Plastic Man: Are you seeing what I’m seeing? Because I’m seeing gorillas riding pterodactyls, with harpoon guns, stealing a boat.
Batman: It’s Gorilla Grodd.
Plastic Man: It’s messed up is what it is.
One of the really great perks of having twin boys is that I have a built in reason to watch shows like this. Oh sure, I’d be watching it anyway, but I can justify the space on the old DVR for the boys.
That being said, Batman: The Brave and the Bold is a whole lot of fun no matter what age you are.
Since debuting on Cartoon Network in November this show has been consistently enjoyable.

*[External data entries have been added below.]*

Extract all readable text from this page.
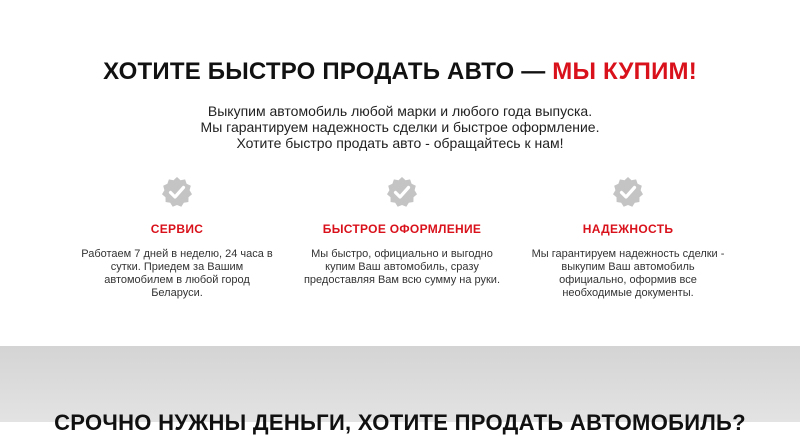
ХОТИТЕ БЫСТРО ПРОДАТЬ АВТО — МЫ КУПИМ!
Выкупим автомобиль любой марки и любого года выпуска.
Мы гарантируем надежность сделки и быстрое оформление.
Хотите быстро продать авто - обращайтесь к нам!
СЕРВИС
Работаем 7 дней в неделю, 24 часа в сутки. Приедем за Вашим автомобилем в любой город Беларуси.
БЫСТРОЕ ОФОРМЛЕНИЕ
Мы быстро, официально и выгодно купим Ваш автомобиль, сразу предоставляя Вам всю сумму на руки.
НАДЕЖНОСТЬ
Мы гарантируем надежность сделки - выкупим Ваш автомобиль официально, оформив все необходимые документы.
СРОЧНО НУЖНЫ ДЕНЬГИ, ХОТИТЕ ПРОДАТЬ АВТОМОБИЛЬ?
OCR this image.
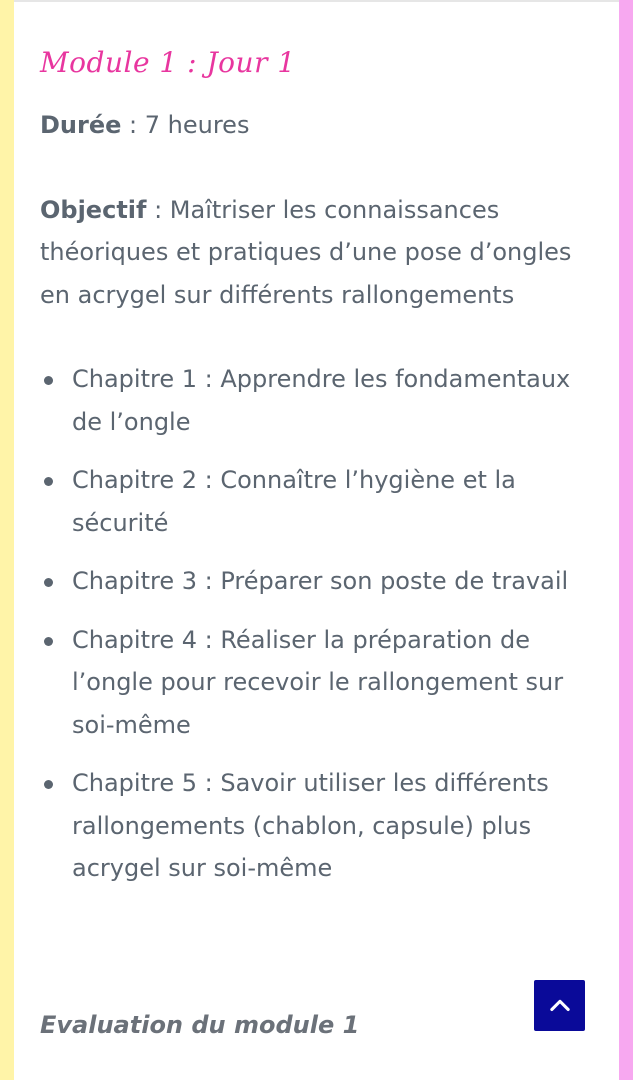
Module 1 : Jour 1

Durée : 7 heures

Objectif : Maîtriser les connaissances théoriques et pratiques d’une pose d’ongles en acrygel sur différents rallongements

Chapitre 1 : Apprendre les fondamentaux de l’ongle
Chapitre 2 : Connaître l’hygiène et la sécurité
Chapitre 3 : Préparer son poste de travail
Chapitre 4 : Réaliser la préparation de l’ongle pour recevoir le rallongement sur soi-même
Chapitre 5 : Savoir utiliser les différents rallongements (chablon, capsule) plus acrygel sur soi-même

Evaluation du module 1
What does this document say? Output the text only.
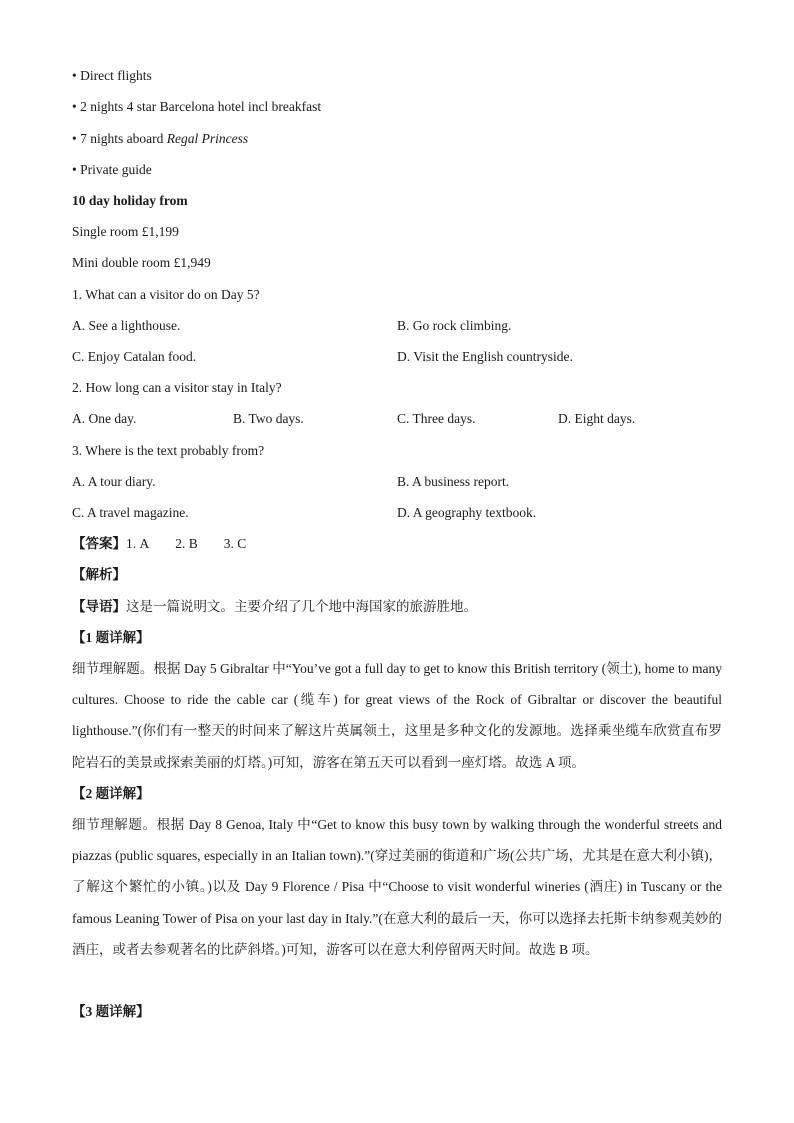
• Direct flights
• 2 nights 4 star Barcelona hotel incl breakfast
• 7 nights aboard Regal Princess
• Private guide
10 day holiday from
Single room £1,199
Mini double room £1,949
1. What can a visitor do on Day 5?
A. See a lighthouse.	B. Go rock climbing.
C. Enjoy Catalan food.	D. Visit the English countryside.
2. How long can a visitor stay in Italy?
A. One day.	B. Two days.	C. Three days.	D. Eight days.
3. Where is the text probably from?
A. A tour diary.	B. A business report.
C. A travel magazine.	D. A geography textbook.
【答案】1. A 2. B 3. C
【解析】
【导语】这是一篇说明文。主要介绍了几个地中海国家的旅游胜地。
【1 题详解】
细节理解题。根据 Day 5 Gibraltar 中“You’ve got a full day to get to know this British territory (领土), home to many cultures. Choose to ride the cable car (缆车) for great views of the Rock of Gibraltar or discover the beautiful lighthouse.”(你们有一整天的时间来了解这片英属领土，这里是多种文化的发源地。选择乘坐缆车欣赏直布罗陀岩石的美景或探索美丽的灯塔。)可知，游客在第五天可以看到一座灯塔。故选 A 项。
【2 题详解】
细节理解题。根据 Day 8 Genoa, Italy 中“Get to know this busy town by walking through the wonderful streets and piazzas (public squares, especially in an Italian town).”(穿过美丽的街道和广场(公共广场，尤其是在意大利小镇)，了解这个繁忙的小镇。)以及 Day 9 Florence / Pisa 中“Choose to visit wonderful wineries (酒庄) in Tuscany or the famous Leaning Tower of Pisa on your last day in Italy.”(在意大利的最后一天，你可以选择去托斯卡纳参观美妙的酒庄，或者去参观著名的比萨斜塔。)可知，游客可以在意大利停留两天时间。故选 B 项。
【3 题详解】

Borrowing the conceit of the old Brave and the Bold comic books, it pairs Batman up with a different hero or heroes each week in crime busting adventures.
So far we’ve seen Plastic Man, Green Arrow, Deadman, Red Tornado, Blue Beetle and Wildcat, just to name a few, as the main guest stars. As a bonus, each episode opens with the tail end of another caper being wrapped up before the opening credits. We got the entire Green Lantern Corps in action before the credits.
And the credits are fun. They’re very art deco with an obvious homage to the 1960s Batman TV show.
The tone of the show is decidedly lighter than Batman: The Animated Series and that’s fine. They’re focusing on standalone adventures and introducing a new generation to some of these lesser known characters. And they’re doing a great job of it.
The animation isn’t sleek and edgy. Its actually rather square and retro. During one episode featuring Kamandi, I actually realized it’s quite Kirbyesque. How about that? Batman looks, for all the world, like a more muscular version of his Superfriends counterpart.
And who is the man with the voice beneath th cowl? It’s Deidrich Bader. That’s right, Oswald from The Drew Carey Show is Batman. As weird as that sounds, it really works. His voice is resonant and carries the hint of playfulness that runs through the entire series.
Batman: The Brave and the Bold airs Friday nights at 8 p.m. Give it a whirl. I really think you’ll enjoy it.